New Delhi: Domestic air fares have risen “significantly” between April and May this year as compared to the same period last year, mostly due to reduction in capacity by Kingfisher Airlines and the peak holiday season.
With the Directorate General of Civil Aviation (DGCA) analysing air fare data of all airlines during this period, there appeared to be a “significant rise” in fares over the same period last year, official sources said on Saturday.
The DGCA, which has been monitoring air fares over specific days during these months, would now broad-base its analysis for a larger time-period to establish a trend and find out whether the airlines were over-charging the passengers, they said.

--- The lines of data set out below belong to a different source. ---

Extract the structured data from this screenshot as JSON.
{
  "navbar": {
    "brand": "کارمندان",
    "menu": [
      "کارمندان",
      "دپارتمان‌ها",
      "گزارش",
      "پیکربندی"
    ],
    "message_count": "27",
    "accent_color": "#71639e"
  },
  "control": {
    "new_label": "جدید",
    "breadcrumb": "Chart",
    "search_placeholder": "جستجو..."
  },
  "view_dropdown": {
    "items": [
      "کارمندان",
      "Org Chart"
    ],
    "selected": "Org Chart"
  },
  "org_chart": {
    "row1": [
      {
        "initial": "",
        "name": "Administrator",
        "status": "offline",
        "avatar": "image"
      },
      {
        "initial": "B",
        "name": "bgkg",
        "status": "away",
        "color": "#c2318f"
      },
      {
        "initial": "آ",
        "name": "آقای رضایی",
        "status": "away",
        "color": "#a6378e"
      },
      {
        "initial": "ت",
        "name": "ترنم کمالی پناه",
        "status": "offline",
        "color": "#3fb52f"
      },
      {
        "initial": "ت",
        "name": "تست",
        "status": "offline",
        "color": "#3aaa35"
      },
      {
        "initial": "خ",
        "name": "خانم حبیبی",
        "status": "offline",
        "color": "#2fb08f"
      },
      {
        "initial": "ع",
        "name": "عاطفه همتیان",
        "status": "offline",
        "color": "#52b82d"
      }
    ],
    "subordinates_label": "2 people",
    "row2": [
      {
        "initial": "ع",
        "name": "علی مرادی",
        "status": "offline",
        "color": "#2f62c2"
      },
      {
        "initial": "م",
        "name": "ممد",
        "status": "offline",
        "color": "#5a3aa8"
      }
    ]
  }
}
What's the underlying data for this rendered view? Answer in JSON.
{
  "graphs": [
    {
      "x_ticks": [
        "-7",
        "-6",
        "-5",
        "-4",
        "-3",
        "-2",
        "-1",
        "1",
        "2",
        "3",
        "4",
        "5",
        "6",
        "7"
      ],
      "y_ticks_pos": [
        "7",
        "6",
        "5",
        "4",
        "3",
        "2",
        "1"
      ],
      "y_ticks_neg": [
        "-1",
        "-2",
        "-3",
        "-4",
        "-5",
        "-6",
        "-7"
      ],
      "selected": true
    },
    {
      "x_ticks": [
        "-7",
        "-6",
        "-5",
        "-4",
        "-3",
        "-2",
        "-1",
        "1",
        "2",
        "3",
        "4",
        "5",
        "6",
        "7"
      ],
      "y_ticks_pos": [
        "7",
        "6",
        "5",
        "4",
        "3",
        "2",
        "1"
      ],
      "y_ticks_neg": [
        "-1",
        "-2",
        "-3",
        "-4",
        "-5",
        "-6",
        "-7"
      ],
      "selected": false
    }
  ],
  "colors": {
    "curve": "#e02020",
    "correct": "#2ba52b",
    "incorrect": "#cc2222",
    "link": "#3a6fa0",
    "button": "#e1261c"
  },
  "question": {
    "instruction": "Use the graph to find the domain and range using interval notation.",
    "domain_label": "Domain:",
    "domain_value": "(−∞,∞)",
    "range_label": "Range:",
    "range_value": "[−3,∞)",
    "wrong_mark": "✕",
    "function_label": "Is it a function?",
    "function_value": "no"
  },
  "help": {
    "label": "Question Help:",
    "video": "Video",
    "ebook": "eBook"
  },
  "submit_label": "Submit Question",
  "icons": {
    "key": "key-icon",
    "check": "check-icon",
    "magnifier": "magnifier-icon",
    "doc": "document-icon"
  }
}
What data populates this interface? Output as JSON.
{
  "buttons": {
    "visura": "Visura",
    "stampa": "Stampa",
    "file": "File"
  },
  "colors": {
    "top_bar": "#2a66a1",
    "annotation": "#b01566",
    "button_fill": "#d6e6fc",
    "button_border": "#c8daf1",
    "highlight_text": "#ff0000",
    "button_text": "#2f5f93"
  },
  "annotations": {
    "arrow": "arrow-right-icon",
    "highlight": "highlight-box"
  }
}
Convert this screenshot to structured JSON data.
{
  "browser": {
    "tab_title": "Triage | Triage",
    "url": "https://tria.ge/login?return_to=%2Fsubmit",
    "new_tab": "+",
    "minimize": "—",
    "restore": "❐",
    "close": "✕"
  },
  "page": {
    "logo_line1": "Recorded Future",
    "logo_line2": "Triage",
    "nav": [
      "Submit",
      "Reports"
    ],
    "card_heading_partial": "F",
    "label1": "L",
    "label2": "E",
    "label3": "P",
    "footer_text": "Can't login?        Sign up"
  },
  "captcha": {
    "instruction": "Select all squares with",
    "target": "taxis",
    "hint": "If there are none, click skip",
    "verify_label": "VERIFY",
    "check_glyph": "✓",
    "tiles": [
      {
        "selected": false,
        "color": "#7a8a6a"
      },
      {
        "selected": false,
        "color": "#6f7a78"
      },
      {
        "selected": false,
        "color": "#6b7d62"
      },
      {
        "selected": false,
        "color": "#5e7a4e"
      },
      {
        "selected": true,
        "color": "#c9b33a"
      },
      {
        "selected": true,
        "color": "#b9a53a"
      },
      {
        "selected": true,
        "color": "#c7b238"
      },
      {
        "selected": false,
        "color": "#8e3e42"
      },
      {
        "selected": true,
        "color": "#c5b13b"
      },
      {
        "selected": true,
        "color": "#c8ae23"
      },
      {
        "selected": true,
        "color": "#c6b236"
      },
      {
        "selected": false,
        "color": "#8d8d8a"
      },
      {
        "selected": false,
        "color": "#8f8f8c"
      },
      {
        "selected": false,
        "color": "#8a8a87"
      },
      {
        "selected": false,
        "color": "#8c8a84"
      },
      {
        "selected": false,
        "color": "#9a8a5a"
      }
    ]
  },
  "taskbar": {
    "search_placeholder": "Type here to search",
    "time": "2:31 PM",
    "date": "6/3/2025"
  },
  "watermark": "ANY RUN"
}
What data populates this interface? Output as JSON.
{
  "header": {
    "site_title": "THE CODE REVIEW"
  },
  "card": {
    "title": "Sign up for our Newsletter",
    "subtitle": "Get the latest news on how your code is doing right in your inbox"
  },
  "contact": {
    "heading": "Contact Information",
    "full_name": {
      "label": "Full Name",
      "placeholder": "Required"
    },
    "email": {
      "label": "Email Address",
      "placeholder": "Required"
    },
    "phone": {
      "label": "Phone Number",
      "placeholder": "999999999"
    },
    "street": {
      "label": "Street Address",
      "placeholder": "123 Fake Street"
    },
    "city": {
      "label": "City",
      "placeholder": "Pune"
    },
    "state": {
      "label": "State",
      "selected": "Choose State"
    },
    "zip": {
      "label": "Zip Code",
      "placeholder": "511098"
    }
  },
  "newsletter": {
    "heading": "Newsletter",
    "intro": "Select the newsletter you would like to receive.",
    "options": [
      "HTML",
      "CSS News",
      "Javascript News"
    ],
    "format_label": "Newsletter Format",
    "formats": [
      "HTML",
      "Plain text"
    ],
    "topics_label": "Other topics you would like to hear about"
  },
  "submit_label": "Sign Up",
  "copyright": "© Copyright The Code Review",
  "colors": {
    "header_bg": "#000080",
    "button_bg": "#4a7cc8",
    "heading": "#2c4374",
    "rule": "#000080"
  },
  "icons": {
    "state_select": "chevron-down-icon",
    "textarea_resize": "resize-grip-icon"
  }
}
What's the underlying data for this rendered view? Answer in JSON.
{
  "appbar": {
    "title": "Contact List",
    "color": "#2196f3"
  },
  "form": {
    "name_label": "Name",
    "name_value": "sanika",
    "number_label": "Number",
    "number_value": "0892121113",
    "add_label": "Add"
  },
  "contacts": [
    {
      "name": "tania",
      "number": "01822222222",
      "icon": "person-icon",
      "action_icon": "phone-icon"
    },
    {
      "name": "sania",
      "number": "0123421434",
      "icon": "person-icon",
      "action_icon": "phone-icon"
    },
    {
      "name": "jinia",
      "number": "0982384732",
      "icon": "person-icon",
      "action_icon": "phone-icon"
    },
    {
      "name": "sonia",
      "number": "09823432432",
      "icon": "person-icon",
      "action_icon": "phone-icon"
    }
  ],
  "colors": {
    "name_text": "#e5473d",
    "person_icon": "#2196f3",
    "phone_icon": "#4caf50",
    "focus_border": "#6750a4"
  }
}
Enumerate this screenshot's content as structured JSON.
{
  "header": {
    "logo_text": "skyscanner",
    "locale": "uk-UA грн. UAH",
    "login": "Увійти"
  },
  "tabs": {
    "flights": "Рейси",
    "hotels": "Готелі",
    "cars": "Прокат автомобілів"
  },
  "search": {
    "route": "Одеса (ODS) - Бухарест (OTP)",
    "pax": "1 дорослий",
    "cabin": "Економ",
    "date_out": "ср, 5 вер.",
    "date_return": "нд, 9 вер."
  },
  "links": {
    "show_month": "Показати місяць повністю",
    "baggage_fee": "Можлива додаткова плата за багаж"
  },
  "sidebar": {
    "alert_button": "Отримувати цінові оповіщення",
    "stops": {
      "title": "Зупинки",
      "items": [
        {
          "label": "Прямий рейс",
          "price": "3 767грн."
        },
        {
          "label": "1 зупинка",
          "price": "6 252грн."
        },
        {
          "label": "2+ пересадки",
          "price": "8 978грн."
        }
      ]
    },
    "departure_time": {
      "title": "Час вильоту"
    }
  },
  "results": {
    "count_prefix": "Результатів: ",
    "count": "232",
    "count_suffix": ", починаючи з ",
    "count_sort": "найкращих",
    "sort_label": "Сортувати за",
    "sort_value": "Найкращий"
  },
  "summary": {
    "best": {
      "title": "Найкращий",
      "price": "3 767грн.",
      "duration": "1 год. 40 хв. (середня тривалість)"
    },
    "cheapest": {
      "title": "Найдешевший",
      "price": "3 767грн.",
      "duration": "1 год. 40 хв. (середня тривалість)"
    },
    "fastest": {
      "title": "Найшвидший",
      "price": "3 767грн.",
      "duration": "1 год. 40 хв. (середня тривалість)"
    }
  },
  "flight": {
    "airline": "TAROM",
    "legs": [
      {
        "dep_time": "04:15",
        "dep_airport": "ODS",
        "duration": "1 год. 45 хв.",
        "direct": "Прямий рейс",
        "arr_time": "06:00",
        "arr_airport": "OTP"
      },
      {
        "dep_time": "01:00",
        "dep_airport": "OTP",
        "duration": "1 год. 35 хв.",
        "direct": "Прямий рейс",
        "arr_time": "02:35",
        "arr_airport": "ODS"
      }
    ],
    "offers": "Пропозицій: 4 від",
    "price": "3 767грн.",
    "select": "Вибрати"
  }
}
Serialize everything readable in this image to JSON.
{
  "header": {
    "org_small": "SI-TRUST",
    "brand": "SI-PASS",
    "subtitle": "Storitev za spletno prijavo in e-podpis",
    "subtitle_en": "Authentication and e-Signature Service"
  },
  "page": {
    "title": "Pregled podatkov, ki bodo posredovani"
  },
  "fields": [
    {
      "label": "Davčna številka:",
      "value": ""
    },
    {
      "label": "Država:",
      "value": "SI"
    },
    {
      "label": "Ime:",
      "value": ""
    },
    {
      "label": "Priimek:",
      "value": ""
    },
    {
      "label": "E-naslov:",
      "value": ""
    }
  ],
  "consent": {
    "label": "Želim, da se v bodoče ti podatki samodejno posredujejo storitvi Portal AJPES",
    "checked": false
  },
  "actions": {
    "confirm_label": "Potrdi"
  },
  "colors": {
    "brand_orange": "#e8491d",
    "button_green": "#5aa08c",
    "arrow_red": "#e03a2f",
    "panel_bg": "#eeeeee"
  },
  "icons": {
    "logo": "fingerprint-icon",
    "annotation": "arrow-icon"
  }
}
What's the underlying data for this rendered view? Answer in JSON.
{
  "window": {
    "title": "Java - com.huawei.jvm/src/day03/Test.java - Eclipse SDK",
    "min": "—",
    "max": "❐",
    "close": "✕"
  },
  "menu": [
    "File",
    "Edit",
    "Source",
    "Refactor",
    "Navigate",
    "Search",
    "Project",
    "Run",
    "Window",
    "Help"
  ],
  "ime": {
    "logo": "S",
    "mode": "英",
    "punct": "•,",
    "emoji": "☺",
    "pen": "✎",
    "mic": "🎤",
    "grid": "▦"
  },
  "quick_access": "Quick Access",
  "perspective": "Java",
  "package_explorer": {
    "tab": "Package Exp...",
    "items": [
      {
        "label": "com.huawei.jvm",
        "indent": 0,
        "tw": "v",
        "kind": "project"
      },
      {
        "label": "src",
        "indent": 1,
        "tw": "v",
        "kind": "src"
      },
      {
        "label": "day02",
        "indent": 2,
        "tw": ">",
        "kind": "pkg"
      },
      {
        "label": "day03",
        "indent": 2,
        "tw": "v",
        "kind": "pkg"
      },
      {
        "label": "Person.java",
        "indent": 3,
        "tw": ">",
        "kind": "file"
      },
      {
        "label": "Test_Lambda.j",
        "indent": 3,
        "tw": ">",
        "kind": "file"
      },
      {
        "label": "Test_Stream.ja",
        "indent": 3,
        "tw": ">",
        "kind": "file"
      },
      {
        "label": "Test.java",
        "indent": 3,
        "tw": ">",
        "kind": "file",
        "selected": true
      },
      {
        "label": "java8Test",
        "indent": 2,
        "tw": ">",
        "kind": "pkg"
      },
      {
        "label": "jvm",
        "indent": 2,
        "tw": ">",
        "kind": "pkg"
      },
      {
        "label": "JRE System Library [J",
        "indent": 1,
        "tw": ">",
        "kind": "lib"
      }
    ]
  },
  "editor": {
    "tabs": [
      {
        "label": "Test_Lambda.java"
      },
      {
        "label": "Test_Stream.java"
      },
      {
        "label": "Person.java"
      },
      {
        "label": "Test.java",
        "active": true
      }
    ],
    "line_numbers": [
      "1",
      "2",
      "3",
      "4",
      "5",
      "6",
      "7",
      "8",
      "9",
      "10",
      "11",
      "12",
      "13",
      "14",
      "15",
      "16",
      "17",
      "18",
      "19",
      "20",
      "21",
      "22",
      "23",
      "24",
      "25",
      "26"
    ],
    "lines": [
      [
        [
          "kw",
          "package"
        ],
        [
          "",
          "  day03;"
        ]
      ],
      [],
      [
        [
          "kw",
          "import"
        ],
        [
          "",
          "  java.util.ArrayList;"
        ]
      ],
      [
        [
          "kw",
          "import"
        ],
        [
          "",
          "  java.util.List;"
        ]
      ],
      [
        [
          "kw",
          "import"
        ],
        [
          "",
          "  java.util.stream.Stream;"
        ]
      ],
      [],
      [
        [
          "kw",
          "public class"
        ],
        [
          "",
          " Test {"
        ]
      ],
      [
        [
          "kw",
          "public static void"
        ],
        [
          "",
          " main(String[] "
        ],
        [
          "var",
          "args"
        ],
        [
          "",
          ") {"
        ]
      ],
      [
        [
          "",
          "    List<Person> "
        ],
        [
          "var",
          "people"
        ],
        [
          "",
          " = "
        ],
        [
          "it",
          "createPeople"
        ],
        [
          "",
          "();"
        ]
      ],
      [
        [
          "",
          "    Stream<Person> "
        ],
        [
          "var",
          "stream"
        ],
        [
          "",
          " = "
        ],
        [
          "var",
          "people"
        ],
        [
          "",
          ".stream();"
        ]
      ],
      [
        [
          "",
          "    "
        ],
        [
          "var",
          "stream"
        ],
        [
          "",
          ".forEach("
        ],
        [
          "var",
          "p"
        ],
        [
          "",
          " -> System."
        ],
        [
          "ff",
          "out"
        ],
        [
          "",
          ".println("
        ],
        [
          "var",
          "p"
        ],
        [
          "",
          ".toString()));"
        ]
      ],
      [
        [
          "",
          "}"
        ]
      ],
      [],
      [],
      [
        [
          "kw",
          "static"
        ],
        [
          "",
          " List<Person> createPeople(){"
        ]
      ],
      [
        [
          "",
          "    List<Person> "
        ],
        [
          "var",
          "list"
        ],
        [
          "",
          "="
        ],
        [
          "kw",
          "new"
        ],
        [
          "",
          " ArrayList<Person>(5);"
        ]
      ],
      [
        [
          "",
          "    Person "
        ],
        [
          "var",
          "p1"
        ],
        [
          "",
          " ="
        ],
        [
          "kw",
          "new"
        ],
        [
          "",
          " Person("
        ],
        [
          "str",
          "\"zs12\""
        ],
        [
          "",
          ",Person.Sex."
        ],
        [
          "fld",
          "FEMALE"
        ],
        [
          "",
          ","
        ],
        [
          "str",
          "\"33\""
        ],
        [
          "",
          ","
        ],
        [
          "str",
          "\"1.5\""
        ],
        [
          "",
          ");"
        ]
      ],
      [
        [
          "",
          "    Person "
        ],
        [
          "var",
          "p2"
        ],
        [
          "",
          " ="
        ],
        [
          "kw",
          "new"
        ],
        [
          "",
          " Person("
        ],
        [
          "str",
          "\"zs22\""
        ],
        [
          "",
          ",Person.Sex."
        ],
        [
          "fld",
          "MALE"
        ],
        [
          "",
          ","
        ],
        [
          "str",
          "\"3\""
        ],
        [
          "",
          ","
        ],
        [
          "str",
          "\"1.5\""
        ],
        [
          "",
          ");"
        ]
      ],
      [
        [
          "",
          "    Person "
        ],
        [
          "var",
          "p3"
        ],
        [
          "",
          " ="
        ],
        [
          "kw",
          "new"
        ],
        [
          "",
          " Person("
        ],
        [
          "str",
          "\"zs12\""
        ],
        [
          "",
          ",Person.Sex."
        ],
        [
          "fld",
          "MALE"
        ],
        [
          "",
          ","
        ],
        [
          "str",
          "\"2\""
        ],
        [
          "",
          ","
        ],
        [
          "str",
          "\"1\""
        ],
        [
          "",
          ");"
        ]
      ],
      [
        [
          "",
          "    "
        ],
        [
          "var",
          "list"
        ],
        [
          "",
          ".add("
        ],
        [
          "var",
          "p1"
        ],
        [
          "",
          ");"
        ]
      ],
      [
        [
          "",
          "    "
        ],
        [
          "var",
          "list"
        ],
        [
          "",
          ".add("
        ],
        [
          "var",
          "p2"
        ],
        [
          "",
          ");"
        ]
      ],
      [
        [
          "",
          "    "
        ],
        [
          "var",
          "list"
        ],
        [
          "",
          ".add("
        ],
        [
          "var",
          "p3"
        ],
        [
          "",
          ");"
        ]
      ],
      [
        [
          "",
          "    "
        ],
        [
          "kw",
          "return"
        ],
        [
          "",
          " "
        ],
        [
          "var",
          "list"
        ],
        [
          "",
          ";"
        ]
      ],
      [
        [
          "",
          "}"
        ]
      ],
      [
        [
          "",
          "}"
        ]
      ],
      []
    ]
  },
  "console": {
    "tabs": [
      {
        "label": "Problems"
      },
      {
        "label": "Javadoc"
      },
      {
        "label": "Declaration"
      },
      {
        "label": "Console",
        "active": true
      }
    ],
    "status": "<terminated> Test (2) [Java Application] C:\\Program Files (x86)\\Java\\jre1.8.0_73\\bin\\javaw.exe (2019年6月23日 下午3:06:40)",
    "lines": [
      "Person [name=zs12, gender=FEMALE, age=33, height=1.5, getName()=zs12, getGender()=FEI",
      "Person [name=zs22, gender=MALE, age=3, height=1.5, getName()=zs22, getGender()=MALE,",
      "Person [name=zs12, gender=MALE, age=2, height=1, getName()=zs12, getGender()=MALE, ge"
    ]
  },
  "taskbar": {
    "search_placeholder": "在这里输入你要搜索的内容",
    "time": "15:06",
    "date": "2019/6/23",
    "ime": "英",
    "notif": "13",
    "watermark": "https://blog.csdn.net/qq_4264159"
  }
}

However, no airline was charging beyond the fare band, though there was an upward swing in the air fares, the sources said. The fare bands are submitted by the air carriers themselves and displayed on their websites.
While the peak summer rush normally leads to an increase in demand for air travel and consequently higher fares, the sources said it was also being analysed whether the average operating costs have also gone up during the period.
Civil Aviation Minister Ajit Singh had recently asked the aviation regulator to analyse the current fares and see if airlines are over charging. The DGCA has a Tariff Analysis Unit to monitor air fares on a regular basis.
The instructions came as the prevailing domestic airfares showed about 20-30 percent hike due to the demand supply mismatch caused by reduction of capacity by Kingfisher and uncertainty surrounding Air India.
Kingfisher, which used to have 64 aircraft, now has only 16 in its fleet, with which it is operating between 90 and 100 flights every day.